Johannes Kreisler in Haustracht

Mein Einfall (ich habe ihn jedesmal!), beyde möchten mit einem Duo anfangen, wird gewaltig beklatscht, das Buch durchblättert, das sorgfältig eingeschlagene Blatt endlich gefunden, und nun geht’s los: Dolce dell’ anima etc. – Das Talent der Fräulein ist wirklich nicht das geringste. Ich bin nun fünf Jahre hier und viertehalb Jahre im Röderleinschen Hause Lehrer; für diese kurze Zeit hat es Fräulein Nanette dahin gebracht, dass sie eine Melodie, die sie nur zehnmal im Theater gehört und am Klavier dann höchstens noch zehnmal durchprobirt hat, so wegsingt, dass man gleich weiss, was es seyn soll. Fräulein Marie fasst es schon beym achten Mal, und wenn sie öfters einen Viertelston tiefer steht, als das Piano, so hat das bey so einem pikanten Stumpfnäschen nicht eben viel zu bedeuten. – Nach Endigung des Duetts, allgemeiner Beyfallschorus! Nun wechseln Arietten und Duettino’s, und ich hämmere das tausendmal geleyerte Accompagnement frisch darauf los. Während des Gesanges hat die Finanzräthin Eberstein durch Räuspern und leises Mitsingen zu verstehen gegeben: ich singe auch. Fräulein Nanette spricht: Aber liebe Finanzräthin, nun musst du uns auch deine göttliche Stimme hören lassen. Es entsteht ein neuer Tumult. Sie hat den Catarrh – sie kann nichts auswendig! – Gottlieb bringt zwey Arme voll Musikalien herangeschleppt: da wird geblättert und geblättert. Erst will sie singen: Der Hölle Rache etc. dann: Hebe, sieh etc.

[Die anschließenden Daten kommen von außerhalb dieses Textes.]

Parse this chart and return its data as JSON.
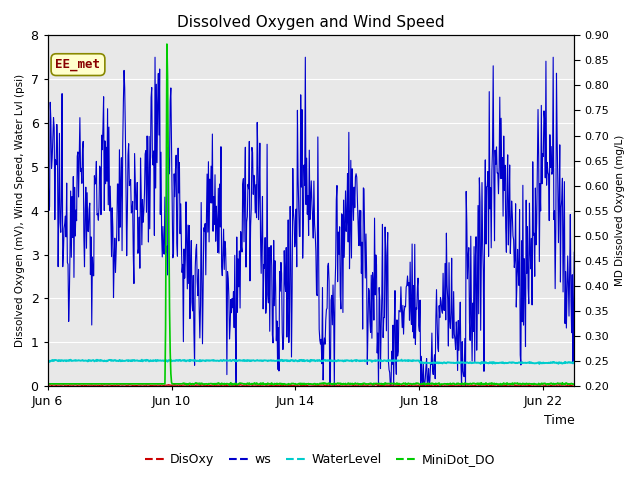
{
  "title": "Dissolved Oxygen and Wind Speed",
  "xlabel": "Time",
  "ylabel_left": "Dissolved Oxygen (mV), Wind Speed, Water Lvl (psi)",
  "ylabel_right": "MD Dissolved Oxygen (mg/L)",
  "ylim_left": [
    0.0,
    8.0
  ],
  "ylim_right": [
    0.2,
    0.9
  ],
  "yticks_left": [
    0.0,
    1.0,
    2.0,
    3.0,
    4.0,
    5.0,
    6.0,
    7.0,
    8.0
  ],
  "yticks_right": [
    0.2,
    0.25,
    0.3,
    0.35,
    0.4,
    0.45,
    0.5,
    0.55,
    0.6,
    0.65,
    0.7,
    0.75,
    0.8,
    0.85,
    0.9
  ],
  "xtick_positions": [
    0,
    4,
    8,
    12,
    16
  ],
  "xtick_labels": [
    "Jun 6",
    "Jun 10",
    "Jun 14",
    "Jun 18",
    "Jun 22"
  ],
  "xlim": [
    0,
    17
  ],
  "annotation_text": "EE_met",
  "annotation_fgcolor": "#880000",
  "annotation_bgcolor": "#ffffcc",
  "annotation_edgecolor": "#888800",
  "bg_color": "#e8e8e8",
  "ws_color": "#0000cc",
  "disoxy_color": "#cc0000",
  "waterlevel_color": "#00cccc",
  "minidot_color": "#00cc00",
  "grid_color": "#ffffff",
  "legend_colors": [
    "#cc0000",
    "#0000cc",
    "#00cccc",
    "#00cc00"
  ],
  "legend_labels": [
    "DisOxy",
    "ws",
    "WaterLevel",
    "MiniDot_DO"
  ],
  "n_points": 800,
  "waterlevel_value": 0.58,
  "disoxy_value": 0.02,
  "seed": 12345
}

dann: Ach ich liebte etc. In der Angst schlage ich vor: Ein Veilchen auf der Wiese etc.

Aber sie ist fürs grosse Genre, sie will sich zeigen, es bleibt bey der Constanze. –

O schreye du, quicke, miaue, gurgle, stöhne, ächze, tremulire, quinkelire nur recht munter: ich habe den Fortissimo-Zug getreten und orgle mich taub. – O Satan, Satan! welcher deiner höllischen Geister ist in diese Kehle gefahren, der alle Töne zwickt und zwängt und zerrt! Vier Saiten sind schon gesprungen, ein Hammer ist invalid. Meine Ohren gellen, mein Kopf dröhnt, meine Nerven zittern. Sind denn alle unreinen Töne kreischender Marktschreyer-Trompeten in diesen kleinen Hals gebannt? – Das hat mich angegriffen – ich trinke ein Glas Burgunder! Man applaudirte unbändig, und jemand bemerkte, die Finanzräthin und Mozart hätten mich sehr ins Feuer gesetzt. Ich lächelte – etwas dumm, fürcht’ ich.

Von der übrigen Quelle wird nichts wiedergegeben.